Truthfully, unless all criminals
guilty of the worst kind of crimes against humanity are punished, there is no
hope for genuine reconciliation among Rwandans. That is the overriding
conviction among Rwandans, which also happens to be the position defended
staunchly, and rightly so, by many specialists of the Great Lakes region of
Africa, such as Professor Filip Reyntjens of Antwerp University in Belgium, who
has terminated all collaboration with the ICTR for as long as no one within the
RPF is indicted[3]. It is also the position defended
by some of the well regarded human rights organizations, namely Amnesty
International and Human Rights Watch.
Mr. Secretary General, I insistently
urge you to take all these great concerns into full consideration, and to
extend beyond the December 31, 2008 deadline the term of the ICTR in Arusha,
for the greater good of the Rwandan people, present and future.
Respectfully,
Paul Rusesabagina
CC:
UN Security Council Members (all)
His Excellency John Kufuor, African
Union President
Her Excellency Angela Merkel,
European Union President
Mr. Guy Verhofstadt, Prime Minister
of Belgium
Mr. Dennys Byron, President of the
ICTR
Mr. Hassan Jallow, General
Prosecutor of the ICTR
His Holiness Pope Benedict XVI
His Excellency Nelson Mandela
The Honorable Nancy Pelosi, Madam
Speaker of US Congress
Amnesty
International
Human Rights Watch
[1] According to Agence Hirondelle on December 13, 2006,
Mr. Goldstone declared when interviewed by the Danish daily Berlingske Tidende:
“In the final analysis, it was the trigger element of the genocide and it’d
been highly important, from a judicial and a victims point of view, to make
that clear.”
[2] Carla Del Ponte, current Prosecutor of the
International Criminal Tribunal for former Yugoslavia , very pertinently
declared on April 17, 2000 to the Danish newspaper “Aktual” that “if it
were to turn out that the airplane attack was the work of the RPF, the history
of Rwandan genocide would have to be re-written”.
[3] In a letter sent on January 11, 2005 to Hassan
Jallow, the Prosecutor of the International Criminal Tribunal for Rwanda
(ICTR), Professor Filip Reyntjens of the University of Antwerp (Chair,
Institute of Development Policy and Management, University of Antwerp,
Venusstraat 35, 2000 Antwerp, Belgium) announced that he will not longer be
able to co-operate with the Office of the Prosecutor (OTP) of the ICTR “unless
and until the first RPF suspect is indicted.” Reyntjens has closely
collaborated with the Tribunal and the OTP since 1995.

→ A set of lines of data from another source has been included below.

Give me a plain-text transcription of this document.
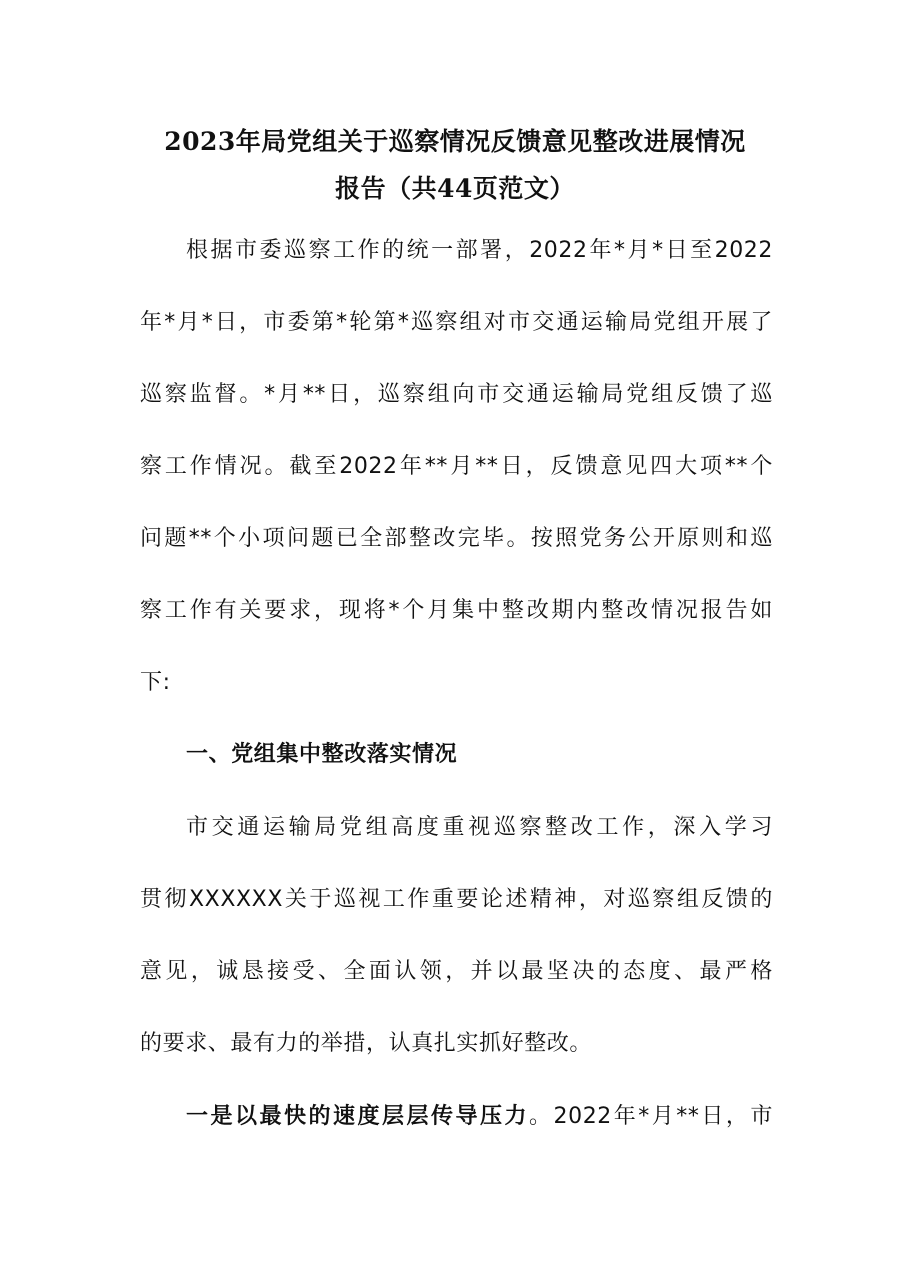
2023年局党组关于巡察情况反馈意见整改进展情况
报告（共44页范文）
根据市委巡察工作的统一部署，2022年*月*日至2022
年*月*日，市委第*轮第*巡察组对市交通运输局党组开展了
巡察监督。*月**日，巡察组向市交通运输局党组反馈了巡
察工作情况。截至2022年**月**日，反馈意见四大项**个
问题**个小项问题已全部整改完毕。按照党务公开原则和巡
察工作有关要求，现将*个月集中整改期内整改情况报告如
下:
一、党组集中整改落实情况
市交通运输局党组高度重视巡察整改工作，深入学习
贯彻XXXXXX关于巡视工作重要论述精神，对巡察组反馈的
意见，诚恳接受、全面认领，并以最坚决的态度、最严格
的要求、最有力的举措，认真扎实抓好整改。
一是以最快的速度层层传导压力。2022年*月**日，市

Professor Reyntjens says that crimes committed by the
ruling RPF (Rwandan Patriotic Front) are well documented. Although they “fall
squarely within the mandate of the ICTR,” they have as yet remained
unprosecuted. According to Reyntjens, the ICTR thus fails to eliminate one of
the root causes of genocide and other crimes – impunity. In addition, by meting
out victor’s justice, the ICTD fails to meet another of its stated objectives,
namely to contribute to the process of national reconciliation and the restoration
and maintenance of peace. The
full letter to Prosecutor Jallow is attached.